Ten days before the surgery, White made the mistake of watching the procedure on YouTube - citing the incident as "the dumbest thing I've ever done in my life."

But White counted down the days until that surgery. Getting there was a struggle. Finding the doctor was just the first battle White faced.

This time, it was insurance. White's health insurance refused to cover her surgery because it included what White described as a "cartilage transplant," which she said insurance companies don't always approve. And they wouldn't approve her procedure.

She called the insurance company every day for three months - so often that she had their phone number and her insurance group ID memorized. And each time it got denied, White would move on to the next step for her case to be reviewed again until she finally got to her last hope: "independent review." She collected documents and letters from doctors she had been seeing since she was a kid. She wrote her own letter - her parents, too.

She explained that it wasn't just her leg or her knee - it was everything. It was her feet, her hips. It was all connected. And it wasn't until she was 19 years old that one doctor seemed to put it all together and offer a solution.

A solution her insurance company rejected, again.

She was crushed. It was late in her sophomore year - the rejection fell right before exam week.

"It honestly felt like I was just going through the motions of life at the time," she said.

So she applied for the surgery without the cartilage adjustment portion. It was approved. On May 10, White got word she'd be able to have the surgery - easily the happiest day of her life.

That's what landed her in a hospital bed on June 10 with a bloody gash stretching from mid-thigh to mid-shin.
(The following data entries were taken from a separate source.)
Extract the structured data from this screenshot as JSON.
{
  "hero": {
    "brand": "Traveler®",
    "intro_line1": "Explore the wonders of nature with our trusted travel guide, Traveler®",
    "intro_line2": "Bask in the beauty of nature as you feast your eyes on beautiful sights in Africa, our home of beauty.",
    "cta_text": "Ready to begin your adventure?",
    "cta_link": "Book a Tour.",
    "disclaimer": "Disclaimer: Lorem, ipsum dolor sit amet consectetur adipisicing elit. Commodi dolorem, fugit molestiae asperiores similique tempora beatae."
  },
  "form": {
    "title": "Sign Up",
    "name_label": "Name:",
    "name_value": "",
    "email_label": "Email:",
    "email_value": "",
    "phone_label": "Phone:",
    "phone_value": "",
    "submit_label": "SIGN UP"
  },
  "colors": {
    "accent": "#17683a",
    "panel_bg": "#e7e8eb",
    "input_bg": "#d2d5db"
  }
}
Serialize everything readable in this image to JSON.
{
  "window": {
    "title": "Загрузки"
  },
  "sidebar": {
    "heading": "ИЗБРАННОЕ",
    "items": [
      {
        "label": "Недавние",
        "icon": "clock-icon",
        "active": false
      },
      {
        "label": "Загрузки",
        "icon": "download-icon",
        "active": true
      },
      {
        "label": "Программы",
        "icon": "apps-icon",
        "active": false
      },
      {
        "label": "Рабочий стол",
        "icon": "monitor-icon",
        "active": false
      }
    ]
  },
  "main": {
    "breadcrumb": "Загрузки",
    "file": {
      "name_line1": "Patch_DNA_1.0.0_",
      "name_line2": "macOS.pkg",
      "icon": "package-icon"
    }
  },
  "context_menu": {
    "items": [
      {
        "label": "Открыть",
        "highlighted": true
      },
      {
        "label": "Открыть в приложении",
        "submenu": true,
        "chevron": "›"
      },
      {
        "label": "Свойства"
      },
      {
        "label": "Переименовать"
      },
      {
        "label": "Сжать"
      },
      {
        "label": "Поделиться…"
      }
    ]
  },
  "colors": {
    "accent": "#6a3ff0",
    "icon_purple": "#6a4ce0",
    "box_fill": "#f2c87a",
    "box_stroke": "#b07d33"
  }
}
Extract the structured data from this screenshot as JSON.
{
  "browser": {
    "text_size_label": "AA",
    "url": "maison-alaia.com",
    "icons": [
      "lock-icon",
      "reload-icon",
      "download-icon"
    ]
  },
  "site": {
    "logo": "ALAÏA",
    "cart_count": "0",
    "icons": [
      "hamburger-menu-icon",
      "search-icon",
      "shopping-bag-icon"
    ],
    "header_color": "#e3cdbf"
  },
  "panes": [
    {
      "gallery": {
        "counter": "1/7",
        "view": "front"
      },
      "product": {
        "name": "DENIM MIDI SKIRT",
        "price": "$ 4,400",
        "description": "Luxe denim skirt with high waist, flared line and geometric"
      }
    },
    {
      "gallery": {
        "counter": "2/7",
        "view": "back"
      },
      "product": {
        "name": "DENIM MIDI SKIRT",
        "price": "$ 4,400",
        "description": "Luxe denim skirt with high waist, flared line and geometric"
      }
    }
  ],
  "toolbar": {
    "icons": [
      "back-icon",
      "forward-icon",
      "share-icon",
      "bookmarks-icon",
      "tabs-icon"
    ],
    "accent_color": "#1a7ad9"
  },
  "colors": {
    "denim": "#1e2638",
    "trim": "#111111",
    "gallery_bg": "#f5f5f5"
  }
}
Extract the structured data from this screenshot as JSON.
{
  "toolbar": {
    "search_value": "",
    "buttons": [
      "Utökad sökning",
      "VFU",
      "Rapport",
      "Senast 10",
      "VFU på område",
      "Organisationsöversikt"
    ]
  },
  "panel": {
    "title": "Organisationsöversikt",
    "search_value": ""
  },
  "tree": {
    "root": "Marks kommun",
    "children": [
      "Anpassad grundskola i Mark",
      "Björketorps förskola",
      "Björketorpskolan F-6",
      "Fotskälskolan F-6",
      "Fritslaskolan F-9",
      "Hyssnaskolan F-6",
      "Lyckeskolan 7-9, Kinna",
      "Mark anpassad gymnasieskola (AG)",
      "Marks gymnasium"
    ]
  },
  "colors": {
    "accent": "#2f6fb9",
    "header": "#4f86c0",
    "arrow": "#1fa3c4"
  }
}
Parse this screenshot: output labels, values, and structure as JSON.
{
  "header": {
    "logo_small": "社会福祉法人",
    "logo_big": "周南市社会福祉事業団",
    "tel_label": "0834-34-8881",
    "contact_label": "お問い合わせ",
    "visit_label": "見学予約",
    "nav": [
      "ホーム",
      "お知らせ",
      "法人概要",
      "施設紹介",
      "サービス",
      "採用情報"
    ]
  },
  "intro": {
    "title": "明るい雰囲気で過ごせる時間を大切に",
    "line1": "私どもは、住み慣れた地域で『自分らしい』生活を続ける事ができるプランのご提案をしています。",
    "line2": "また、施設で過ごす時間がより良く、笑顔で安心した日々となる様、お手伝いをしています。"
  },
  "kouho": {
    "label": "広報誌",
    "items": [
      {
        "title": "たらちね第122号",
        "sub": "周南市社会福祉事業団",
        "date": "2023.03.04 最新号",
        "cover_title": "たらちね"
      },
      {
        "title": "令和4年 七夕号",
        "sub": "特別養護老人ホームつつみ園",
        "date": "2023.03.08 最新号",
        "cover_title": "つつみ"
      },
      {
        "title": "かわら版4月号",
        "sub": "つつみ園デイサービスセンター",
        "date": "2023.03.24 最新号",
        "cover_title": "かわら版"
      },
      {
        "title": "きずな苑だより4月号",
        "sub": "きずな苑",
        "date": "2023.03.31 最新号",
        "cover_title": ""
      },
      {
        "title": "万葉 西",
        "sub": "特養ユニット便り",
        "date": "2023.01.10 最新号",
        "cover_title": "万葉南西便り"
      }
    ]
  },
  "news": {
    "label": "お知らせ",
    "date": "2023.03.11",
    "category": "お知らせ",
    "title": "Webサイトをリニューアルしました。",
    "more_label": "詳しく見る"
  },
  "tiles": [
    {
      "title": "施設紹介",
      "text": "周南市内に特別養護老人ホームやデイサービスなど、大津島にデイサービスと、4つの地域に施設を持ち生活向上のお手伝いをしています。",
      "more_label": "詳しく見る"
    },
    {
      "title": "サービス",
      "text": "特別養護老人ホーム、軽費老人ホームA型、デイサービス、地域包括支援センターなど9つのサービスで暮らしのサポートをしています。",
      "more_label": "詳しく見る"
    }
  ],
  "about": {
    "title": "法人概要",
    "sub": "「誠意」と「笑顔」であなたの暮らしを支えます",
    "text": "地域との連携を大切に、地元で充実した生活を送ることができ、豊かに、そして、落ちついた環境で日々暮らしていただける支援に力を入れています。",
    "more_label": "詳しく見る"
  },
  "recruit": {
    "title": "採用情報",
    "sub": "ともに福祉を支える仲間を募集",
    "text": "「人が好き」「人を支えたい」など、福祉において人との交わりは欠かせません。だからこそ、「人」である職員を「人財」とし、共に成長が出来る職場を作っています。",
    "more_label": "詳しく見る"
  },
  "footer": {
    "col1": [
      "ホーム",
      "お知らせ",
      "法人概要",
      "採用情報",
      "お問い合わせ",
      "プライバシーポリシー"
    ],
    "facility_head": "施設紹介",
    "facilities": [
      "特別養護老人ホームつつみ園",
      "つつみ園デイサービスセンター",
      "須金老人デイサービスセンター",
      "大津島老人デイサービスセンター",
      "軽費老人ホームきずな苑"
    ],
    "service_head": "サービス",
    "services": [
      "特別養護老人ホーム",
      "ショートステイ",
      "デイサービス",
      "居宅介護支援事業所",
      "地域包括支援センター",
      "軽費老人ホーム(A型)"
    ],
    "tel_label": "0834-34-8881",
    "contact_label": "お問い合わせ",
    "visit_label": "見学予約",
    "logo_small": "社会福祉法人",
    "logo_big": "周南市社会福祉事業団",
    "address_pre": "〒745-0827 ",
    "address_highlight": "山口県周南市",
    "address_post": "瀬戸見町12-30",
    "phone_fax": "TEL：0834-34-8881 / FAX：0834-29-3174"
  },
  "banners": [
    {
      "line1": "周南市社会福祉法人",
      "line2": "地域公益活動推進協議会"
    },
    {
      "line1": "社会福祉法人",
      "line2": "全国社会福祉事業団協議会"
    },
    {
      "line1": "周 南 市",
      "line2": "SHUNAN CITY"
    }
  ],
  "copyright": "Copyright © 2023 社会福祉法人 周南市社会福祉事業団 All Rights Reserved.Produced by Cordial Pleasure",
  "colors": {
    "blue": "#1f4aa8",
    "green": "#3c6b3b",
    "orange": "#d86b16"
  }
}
"It looked terrible," Matt, her brother, said. "They pulled back the bandages and all you saw was this red, bloody wound surrounded by yellow and purple bruising."

Matt remembers the days he used to push his baby sister around in a wheelchair so she could get outside. He remembers the times she was told to quit soccer and that her legs would never be straight. White went on a cruise with her family for Christmas during her freshman year and refused to wear shorts. She hated her legs. She hated that she wasn't playing soccer.

So her family sat huddled in the hospital room and had their eyes drawn to the bloody mess on her leg.

And then her brother took a step back and realized, "Holy s**t; her leg is straight."

His voice got higher, he was excited and he demanded his sister look at her leg and see it was straight for the first time in her life. She looked down at it, and he lunged toward her for a hug. That's when the Whites broke down and sobbed as a family because their Kenzie had something she had always wanted.

And she still can't believe it. She'll catch it in the mirror sometimes and have the same reaction her brother did: "Holy s**t."

The wound has healed well, but it left a noticeable scar that sometimes attracts stares in the gym. She doesn't mind. A smile worked across her face as she explained that she'd rather have people staring at a straight leg than a crooked one.

"I'd rather have one million scars and a straight leg," she said.

It's a reminder of what she has been through and overcome - it also shows her determination to keep going. Her left leg, which is 6 degrees off, will eventually need the same procedure - likely after she graduates.

For now, White is focusing on her right leg. She's allowed to use the elliptical - she does that for about two hours a day. She has started juggling and maneuvering a soccer ball again. Recovery from the procedure typically ranges from one year to 18 months - and though White is hopeful and feels like she may be able to play in the fall of 2014, it's too soon for her to know for sure.

She has aspirations to attend medical school and possibly get into orthopedics. She never wants anyone to feel like they need to give up because of their body's restrictions.

We all have struggles, according to White. And this is hers.

"The important thing is that you are not beat until you surrender to your struggle," White said.

Mckenzie White is not surrendering. She's wearing shorts.